O apelido “Helena de Tróia” veio de um treinador que ficara impressionado com suas
proezas físicas. Por ter gostado da nova identidade, passou a adotá-la em sua conta no Instagram,
sendo também conhecida na comunidade do Crossfit por esse designativo. Curioso é que a
personagem mitológica não era famosa por sua força, mas sim por sua beleza, a qual, segundo a
lenda, fora responsável pela guerra entre troianos e gregos. Na verdade, é possível que o inventor da
alcunha estivesse fazendo referência à origem espartana de Helena de Tróia, o que implicava que
ela, assim como as outras mulheres que nasciam naquela cidade-estado, tinha um corpo forte e bem
desenvolvido.
Após esse primeiro encontro, marcamos ainda outro antes que eu tivesse a chance de tirar
algumas fotos de Helena em seu espaço de treinamento. Aqui vale uma explicação metodológica.
Por ser um campo inteiramente novo para mim e também por ser um homem heterossexual
tentando estabelecer contato com mulheres desconhecidas através de redes sociais, estipulei
algumas regras para que minha aproximação não causasse constrangimento a elas ou pudesse ser
confundida com algum tipo de assédio. Dessa forma, antes de tomar a iniciativa de um primeiro
contato, procurei, antes, pessoas de meu convívio que pudesse conheçê-las.
Meu contato com Larissa, por exemplo, se deu por meio de um primo que havia cursado
com ela algumas disciplinas do curso de Educação Física. Como expliquei acima, o processo com
Helena se deu de forma parecida. Ajudou bastante eu haver mapeado previamente, com a
contribuição de uma outra amiga, que é cineasta e atleta de Taekwondo, mulheres que estivessem
dispostas a participar da pesquisa. Foi ela quem me ajudou a entrar em contato com minha terceira
interlocutora.
Após estabelecer essa relação, outra questão se colocou para mim. Como também me
interessava recorrer a dimensão performativa desses corpos, parecia bastante insuficiente
estabelecer com elas um contato estritamente discursivo, por meio de entrevistas. Desejava
presenciar seus corpos em ação; ver o que eles eram capazes de fazer dentro dos lugares onde eram
fabricados. Para tanto, a dimensão do olhar se anunciava como fundamental.
Se eu fosse uma mulher muito provavelmente essa questão (do olhar) não aparecesse desta
forma: como observar corpos femininos em ação sem submetê-los ao peso, em geral, intrusivo de
um olhar masculino? Para elas, o espaço de treino é um local onde se sentem à vontade para se
expressarem, o que implica, em geral, o uso de roupas que facilitem o desenvolvimento de suas
atividades, ou seja, roupas pequenas e/ou curtas. Meu objetivo, então, era interferir o mínimo
possível na dinâmica de seus treinamentos com minha presença.
O uso da câmera fotográfica em minhas observações e como mediadora de nossas interações
foi a resposta mais satisfatória que encontrei para a resolução desse impasse.

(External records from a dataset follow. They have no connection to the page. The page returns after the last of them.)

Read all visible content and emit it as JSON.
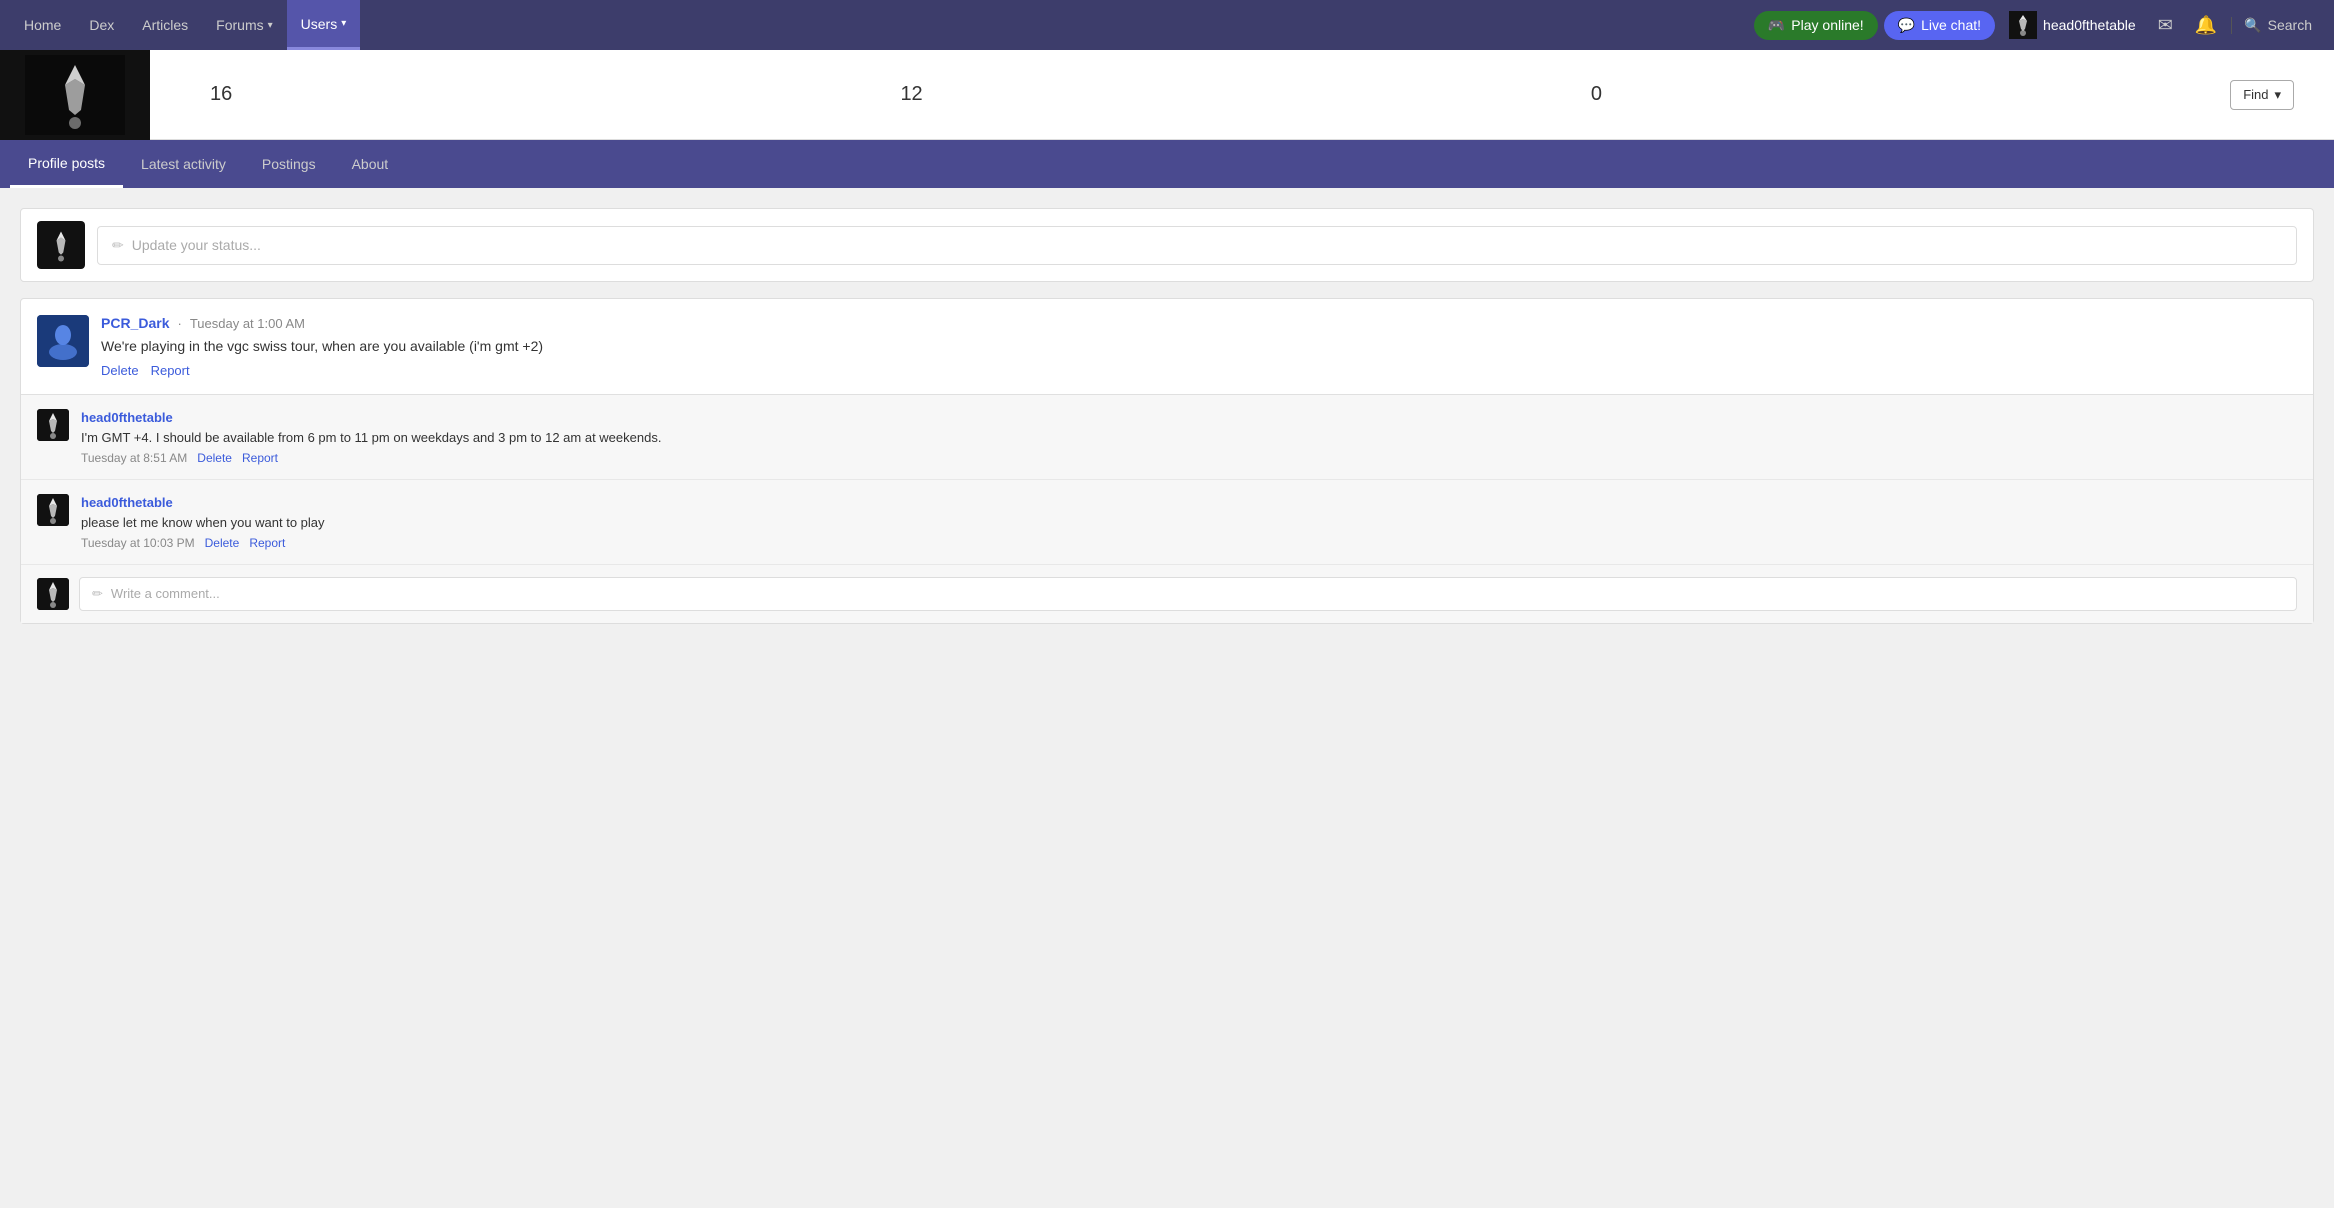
{
  "nav": {
    "items": [
      {
        "label": "Home",
        "active": false
      },
      {
        "label": "Dex",
        "active": false
      },
      {
        "label": "Articles",
        "active": false
      },
      {
        "label": "Forums",
        "active": false,
        "hasDropdown": true
      },
      {
        "label": "Users",
        "active": true,
        "hasDropdown": true
      }
    ],
    "play_label": "Play online!",
    "chat_label": "Live chat!",
    "username": "head0fthetable",
    "search_label": "Search"
  },
  "stats": {
    "stat1": "16",
    "stat2": "12",
    "stat3": "0",
    "find_label": "Find"
  },
  "tabs": [
    {
      "label": "Profile posts",
      "active": true
    },
    {
      "label": "Latest activity",
      "active": false
    },
    {
      "label": "Postings",
      "active": false
    },
    {
      "label": "About",
      "active": false
    }
  ],
  "status_placeholder": "Update your status...",
  "post": {
    "author": "PCR_Dark",
    "timestamp": "Tuesday at 1:00 AM",
    "text": "We're playing in the vgc swiss tour, when are you available (i'm gmt +2)",
    "delete_label": "Delete",
    "report_label": "Report",
    "replies": [
      {
        "author": "head0fthetable",
        "text": "I'm GMT +4. I should be available from 6 pm to 11 pm on weekdays and 3 pm to 12 am at weekends.",
        "timestamp": "Tuesday at 8:51 AM",
        "delete_label": "Delete",
        "report_label": "Report"
      },
      {
        "author": "head0fthetable",
        "text": "please let me know when you want to play",
        "timestamp": "Tuesday at 10:03 PM",
        "delete_label": "Delete",
        "report_label": "Report"
      }
    ],
    "comment_placeholder": "Write a comment..."
  }
}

Na verdade, ela
“entrou” na pesquisa de um modo um tanto acidental, porque, de fato, eu não sabia se aquele
dispositivo acabaria me ajudando ou atrapalhando. Resolvi confiar em minhas entranhas e acabei a
adotando como uma ferramenta na pesquisa. Com o passar do tempo ela tem se mostrado tão
importante quanto o caderno ou o diário de campo. E as fotografias que produzo, juntamente com as
imagens de si feitas por minhas interlocutoras, passaram a se constituir importantes objetos de
reflexão teórica.

Imagem 2: fotografia tirada pelo autor no dia 10/05/2018, no box de Crossfit Excalibur.

“Headcoach”
Há cerca de um ano, por intermédio de Lívia, tomei conhecimento de Beatriz Mesquita. Em
seu perfil no Instagram, ela aparecia quase sempre levantando pesos, fazendo acrobacias e
participando de competições, já que era uma praticante assídua de Crossfit, além de ser técnica de
um box de Crossfit em Fortaleza.
O fato de termos uma pessoa em comum facilitou minha aproximação. Rapidamente
conseguimos marcar uma conversa em seu local de treinos. Inicialmente, minha intenção era fugir
de qualquer coisa que parecesse com uma entrevista, por considerá-la uma forma muito pouco
espontânea de interação, a qual acabava produzindo falas um tanto artificializadas. Por isso, a ideia
era acompanhar seus treinos com minha câmera, como se estivéssemos realizando uma sessão de
fotos, e, enquanto isso, eu ia puxando assunto.
Essa estratégia não deu muito certo, porque Beatriz, ou Bia, como todos/as a chamam, é
uma pessoa reservada, objetiva e pragmática, que se atém a responder exatamente o que lhe foi
perguntada, nem mais nem menos. Ainda investi outras duas vezes nesse modelo de interação,
principalmente por haver dado tão certo com Larissa, até perceber que com ele eu não estava
chegando a lugar algum. A partir daí, mudei de estratégia e elaborei um conjunto de perguntas
abertas, abordando todas as coisas que eu tinha vontade de lhe perguntar. Outra fonte de
informações importante foi explorar seu perfil no Instagram, onde pude obter algumas informações
que não haviam aparecido em nossas conversas.
Por exemplo, por essa rede social descobri que Bia é lésbica, algo que não anda a gritar
pelos quatro cantos, mas que também não faz questão nenhuma de esconder. É casada com sua
companheira há alguns anos, e o interessante é que elas são de universos completamente distintos.
Enquanto Bia é completamente ligada a esportes, tendo uma mentalidade quase marcial, a outra não
se interessa por exercícios físicos, preferindo consumir livros e filmes.
A questão da sexualidade de Bia é interessante na medida em que parece influenciar
sobremaneira a imagem que tem de seu próprio corpo, bem como a maneira de performá-la.
Enquanto para Larissa e Helena, as duas heterossexuais e casadas com homens, o olhar masculino é
uma questão, na medida em que dita, como expressão de uma estrutura social machista e patriarcal,
quais corpos são passíveis ou não de desejo, o que acaba por deixá-las em uma zona de
marginalidade, para Bia isso parece não funcionar da mesma forma. Por sua sexualidade não se
adequar à heteronorma, seu corpo musculoso e atlético parece ser apenas uma expressão secundária
desse primeiro “desvio”, não aquilo que vai provocar uma suposta desconformidade entre corpo e
gênero.

Imagem 3: fotografia retirada do perfil pessoal de Beatriz na rede social Instagram.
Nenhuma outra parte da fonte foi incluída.